Rezension

Sogreich in der zweiten Hälfte

No Escape -

No Escape
von Lucy Clarke

Bewertet mit 4 Sternen

Mitte des Jahres haben ich von „One of the Girls“ von Lucy Clarke begeistern lassen und man kennt es, wenn eine Autorin, von der schon fleißig vorher Bücher auf dem deutschen Buchmarkt veröffentlicht wurden, die aber unter dem Radar liefen, auf einmal schlagartig bekannt ist, dann legt man die alten Dinger einfach wieder auf. Mir ist das leider schon mal unwissentlich passiert, was mich hat vorsichtiger werden lassen, aber bei „No Escape“ war es mir klar, dass es schon ein Buch von 2015 von Clarke ist. Hier war es mir aber auch egal, weil ich das Buch vor acht Jahren nicht gelesen habe und weil ich einfach mal ein anderes und gerne auch älteres Buch von der Autorin lesen wollte, um meinem Eindruck von ihr nachzuspüren.

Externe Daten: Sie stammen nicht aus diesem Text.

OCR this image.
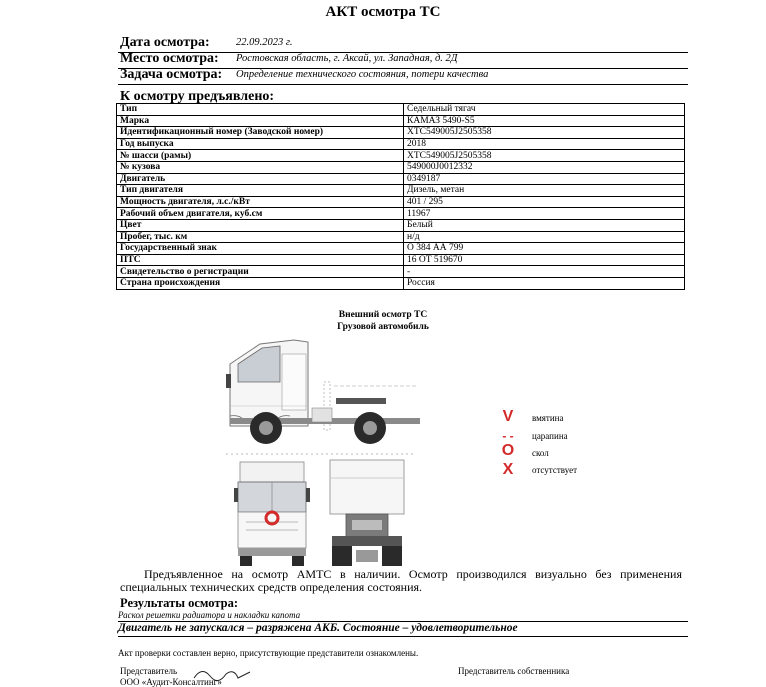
АКТ осмотра ТС
Дата осмотра:	22.09.2023 г.
Место осмотра: Ростовская область, г. Аксай, ул. Западная, д. 2Д
Задача осмотра: Определение технического состояния, потери качества
К осмотру предъявлено:
Тип	Седельный тягач
Марка	КАМАЗ 5490-S5
Идентификационный номер (Заводской номер)	XTC549005J2505358
Год выпуска	2018
№ шасси (рамы)	XTC549005J2505358
№ кузова	549000J0012332
Двигатель	0349187
Тип двигателя	Дизель, метан
Мощность двигателя, л.с./кВт	401 / 295
Рабочий объем двигателя, куб.см	11967
Цвет	Белый
Пробег, тыс. км	н/д
Государственный знак	О 384 АА 799
ПТС	16 ОТ 519670
Свидетельство о регистрации	-
Страна происхождения	Россия
Внешний осмотр ТС
Грузовой автомобиль
V	вмятина
- -	царапина
O	скол
X	отсутствует
Предъявленное на осмотр АМТС в наличии. Осмотр производился визуально без применения специальных технических средств определения состояния.
Результаты осмотра:
Раскол решетки радиатора и накладки капота
Двигатель не запускался – разряжена АКБ. Состояние – удовлетворительное
Акт проверки составлен верно, присутствующие представители ознакомлены.
Представитель
ООО «Аудит-Консалтинг»
Представитель собственника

Das Buch ist in zwei Zeitperspektiven eingeteilt, aber wir erleben die komplette Handlung jeweils nur aus der Sicht von Hauptfigur Lana. Diese enge Perspektive, die zum Beispiel in „One of the Girls“ durch die vielen verschiedenen Perspektiven ganz anders wirkte, verändert das Lesen schon. Bei „One of the Girls“ fand ich es tatsächlich genial, dass ich mir zu allen Figuren ein Bild machen konnte, was dann auch einen sehr psychologischen Schwerpunkt erlaubt hat. Das ist in „No Escape“ nun wahrlich nicht der Fall, so dass alle anderen Mitbewohner von der Blue wahre Mysterien sind, selbst eine Kitty, die seit der Kindheit Lanas beste Freundin ist. Dennoch würde ich keinesfalls behaupten, dass jetzt eine Variante besser oder schlechter ist. Denn diese enge Perspektivierung hat auch ihre Vorteile, weil es eben erst recht undurchschaubarer bleibt und so auch stetig alles möglich ist, wo man vor allem nicht so intensiv die Logik hinterfragen muss, weil man eben keinen wirklichen Gesamteindruck hat. Dazu ist eben auch die Einteilung von Vergangenheit und Gegenwart dafür verantwortlich, dass sich viele Mysterien aufbauen, wo man unbedingt Antworten zu haben will.

Dennoch muss ich sagen, dass „No Escape“ sich im Gegensatz zu „One of the Girls“ länger schwer tut, einen richtigen Sog zu entwickeln. Am Ende war er voll da und da habe ich sogar unvernünftig mit dem Lesen durchgezogen. Aber das ist für mich immer ein sicheres Zeichen, dass es mich jetzt wirklich über jedes Maß hinaus angefixt hat. Aber es ist eben das Problem, dass wir nur Lana haben, über die wir alles wissen, denn bei dem anderen Buch war es eine größere Gruppe, wo es ständig Neues zu erfahren gab. Das ist bei „No Escape“ so nicht der Fall. Natürlich lernen wir auch Denny, Aaron, Heinrich und Co. langsam kennen, aber es sind alles Figuren, die bewusst einen Teil von sich zurückhalten. Dadurch haben wir nur die Gedanken von Lana, die sich in ihrer Enttäuschung wegen ihres Vaters auch noch sehr ähneln, weswegen erst noch nicht der richtige Drive reinkommen will. Dennoch ist Lana eine gute Protagonistin. Zum einen weil sie sympathisch ist und zum anderen weil sie vor allem später auch die mit dem Gerechtigkeitsbewusstsein ist, die mir zusagt und die ich gut als meinen moralischen Kompass akzeptieren konnte.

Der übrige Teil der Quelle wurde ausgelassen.